On my first return to England (after 23-years) I received a visceral reminder that all things must pass. Visiting my 92-year-old grandfather Parker’s home, a place bound with memory, I was eager to see the back garden, where I had crawled as a child among carnations, source of the fragrance that transports me still, and learned to walk along the central path between rows of runner beans and cabbage.

It was a gut-wrenching shock to see a mass of wild brambles where Eden once flourished, tended by my grandfather’s patient hands.

A couple of years ago, my wife and I made the mistake of visiting a house my parents owned 20-years-ago. The garden project there was a real family affair. Over a period of eight-years we turned a bare ¾-acre lot into a beautiful park worthy of a Better Homes & Gardens feature. Wildlife ponds connected by streams and waterfalls bisected three levels, contained by huge dry-stone retaining walls. Stone patios and steps meandered through trees and shrubs, including Asian pear, rhododendron, juniper, cedar, spruce, and a tanyosho pine that I trained in “windswept-style” beside the lower pond. Rescued from the “TLC“ section of a nursery, the sickly tanyosho had prospered under our care, developing a thick, scaly trunk and superb branch ramification.

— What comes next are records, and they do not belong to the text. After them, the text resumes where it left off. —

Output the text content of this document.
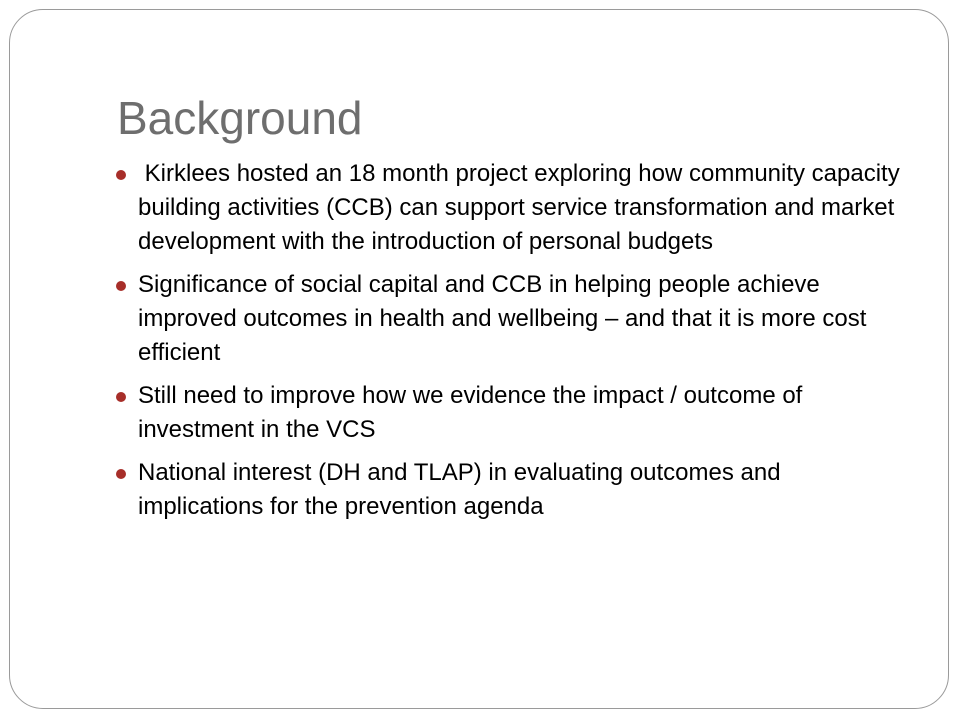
Background
Kirklees hosted an 18 month project exploring how community capacity building activities (CCB) can support service transformation and market development with the introduction of personal budgets
Significance of social capital and CCB in helping people achieve improved outcomes in health and wellbeing – and that it is more cost efficient
Still need to improve how we evidence the impact / outcome of investment in the VCS
National interest (DH and TLAP) in evaluating outcomes and implications for the prevention agenda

We learned soon after the sale of the place that the new owners had hard-pruned the prize evergreen, expecting it to put out new growth like a deciduous tree.

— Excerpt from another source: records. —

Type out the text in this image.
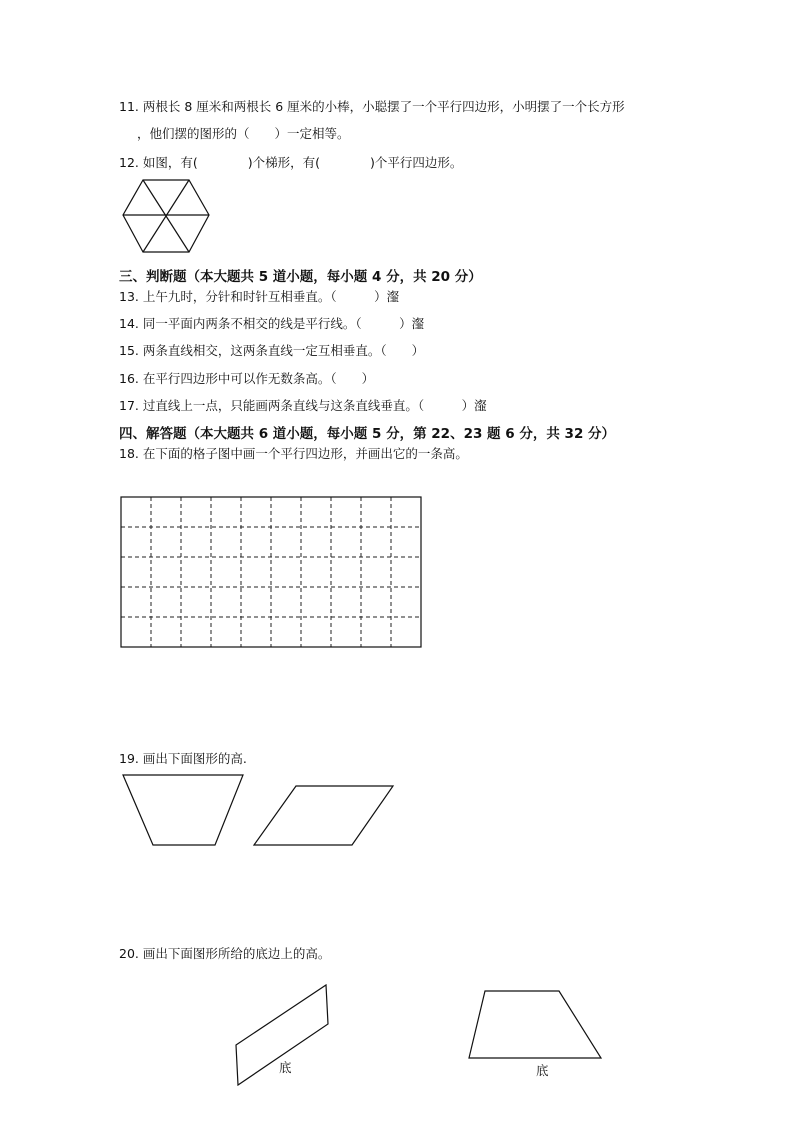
11. 两根长 8 厘米和两根长 6 厘米的小棒，小聪摆了一个平行四边形，小明摆了一个长方形
，他们摆的图形的（　　）一定相等。
12. 如图，有(　　　　)个梯形，有(　　　　)个平行四边形。
三、判断题（本大题共 5 道小题，每小题 4 分，共 20 分）
13. 上午九时，分针和时针互相垂直。（　　　）瀣
14. 同一平面内两条不相交的线是平行线。（　　　）瀣
15. 两条直线相交，这两条直线一定互相垂直。（　　）
16. 在平行四边形中可以作无数条高。（　　）
17. 过直线上一点，只能画两条直线与这条直线垂直。（　　　）瀣
四、解答题（本大题共 6 道小题，每小题 5 分，第 22、23 题 6 分，共 32 分）
18. 在下面的格子图中画一个平行四边形，并画出它的一条高。
19. 画出下面图形的高.
20. 画出下面图形所给的底边上的高。
底	底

But nothing could have prepared us for the sight that met us on that most recent visit: stilled ponds and stream courses filled with garbage; fences and Japanese-style trellis, hand-made by my parents, toppled among overgrown weeds, dead rats and dog faeces.

Dad, with whom I worked on so many beautiful gardens over the years, with that one as a crowning achievement of sorts, had recently died. It was a kick in the guts. We were so glad my bereaved mother, who had also applied her many skills inside and outside the house, was not with us to witness the spectacle of neglect and depravity. It seemed to me a general symbol of social decline.

From that rural property, Mom and Dad moved to a city lot in Victoria and we created another beautiful, albeit smaller oasis, again with a water feature. It seems that once we have completed a garden, it’s time to move on. Thankfully, the new owner there has maintained our creation.

I busy myself this winter (the season I prefer to work in) on a new project, slightly larger than the last, again with my favourite element as the skeleton, if you will, supporting the design. Unfortunately, my old bones and their supporting sinews, compromised by age and injury, no longer cope well with boulder wrestling. Consulting photos in the gallery above, it’s hard to believe we moved those monoliths … every one by hand. To think I am now the same age Dad was when we started that project!

At this point, it’s not clear if the old carcass is up to finishing the latest job, at least as envisioned. At the risk of Biblical reference, “the spirit is willing, but the flesh is weak.”

Photography is tangential to this story, other than as a snapshot record of gardens past and in progress and how both are tied up with family history.

Last year, on a visit to my native soil, in the throes of an emotional catharsis I was compelled to create the photograph below, in my brother- and sister-in-law’s garden.

On Saturday night, I made what might be the next in the series of garden ghosts. I apologize that there are no faeries, only this humbled gnome … hmmm ….

Garden Ghosts, Kent, England, 2016

Technical: “Gnome” photo: Camera: Fujifilm X-Pro 2, with Fujinon 10-24 f4 R OIS | 20” @ f/11. “Ghosts” photo: Camera: Fujifilm X-Pro 2, with Fujinon 10-24 f4 R OIS | 60” @ f/8 (Acros film simulation) | Gallery photos made with various film cameras, including Nikon FM, FM2, and Yashica T3 w/ Carl Zeiss Tessar 2.8/35, except “Collapse of Civilization,” made with iPhone, and last six images made with digital cameras from Olympus, Nikon, and Fuji.